1 tbsp chopped coriander leaves for garnish

Method:

1. Heat 1 tsp oil in a saucepan. Add the asafoetida powder and green chillies and stir-fry for 30 seconds.

2. Add the quartered brussels sprouts and stir fry on high heat for a minute, then add the ginger root and fry for 30 seconds more.

3. Add the sambar powder and mix, then pour in the tamarind water.

4. Bring the mixture to a boil, then reduce the heat to medium heat and simmer till the sprouts are cooked.

5. Now add the mashed toor dal (mixing it with 1/4 cup hot water first to make a pourable paste) and stir it in well. Add salt to taste.

6. Let the sambar boil for 5 minutes.

7. To do the tempering, heat 1 tsp oil in a small pan. Add the curry leaves and mustard seeds, cover the pan. When the mustard seeds have finished popping, pour it on the sambar.

8. Mix well. Garnish with chopped coriander leaves.

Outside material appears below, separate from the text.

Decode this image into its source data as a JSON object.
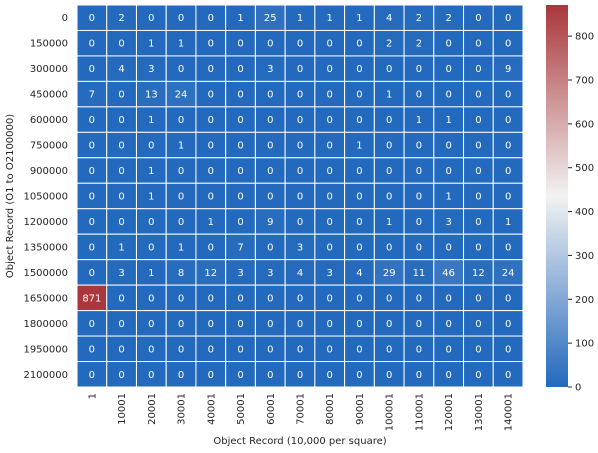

If possible, let the sambar sit for 2-3 hours to let the flavours develop. Bring to a gentle simmer again, before serving hot with plain rice and any vegetable curry.

Sunday, February 04, 2007

Maddur vada



Yep, they look nice, dont they? :) They WERE nice. Ever since I saw the recipe for maddur vada on Latha's blog a few weeks ago, by sheer chance (I'd googled "maddur vada"), I'd been hankering to make them. They're simple to make, and really best eaten fresh while they're still fairly crisp. I personally liked their chewy texture a day on, but I think that could just be me, a one-woman fan club.

I used the same ingredients as specified in Latha's recipe, but made a small addition of my own - urad dal that had been soaked for 2-3 hours. I think I had a vague of idea of the really really scrummy "Tirupati vada" that I'd eaten long ago, before the Tirupati laddoo became the only prasadam (holy offering) available. The Tirupati vada was dark brown, very chewy, and had urad dal in it. I havent a clue about the rest of the ingredients in that prasadam - all i remembered was the texture and the fact that there was urad dal in it.

The urad dal DID make a difference to the maddur vada - if only in taste. I'm quite glad I made the addition!

Recipe for:
Maddur vada




Ingredients:

1 cup fine semolina
1/2 cup rice flour
1/4 cup plain flour
1 tsp red chilli powder
5 tbsp hot oil for kneading
2 onions, finely chopped
1/2 cup urad dal, soaked for 2-3 hours
1/2 cup coriander leaves, chopped
10-15 fresh curry leaves, chopped
Fresh green chillies to taste, minced
Salt to taste
Oil for deep frying

Method:

1. Heat the oil in a deep pan.

2. Put the rice flour, plain flour, semolina, red chilli powder and salt in a bowl. Add 5 tbsp hot oil and and mix well with a wooden spoon.

2. Add the chopped onions, urad dal, coriander, curry leaves and chillies.



Mix with enough water to make a rough dough. Use your hand for this.



3. Take a small ball of this dough and flatten with your fingers (or use a glass, greasing its bottom well) on a non-stick sheet.



4. Drop into hot oil and deep fry on medium-high heat until golden brown.

5. Serve hot with any dipping sauce.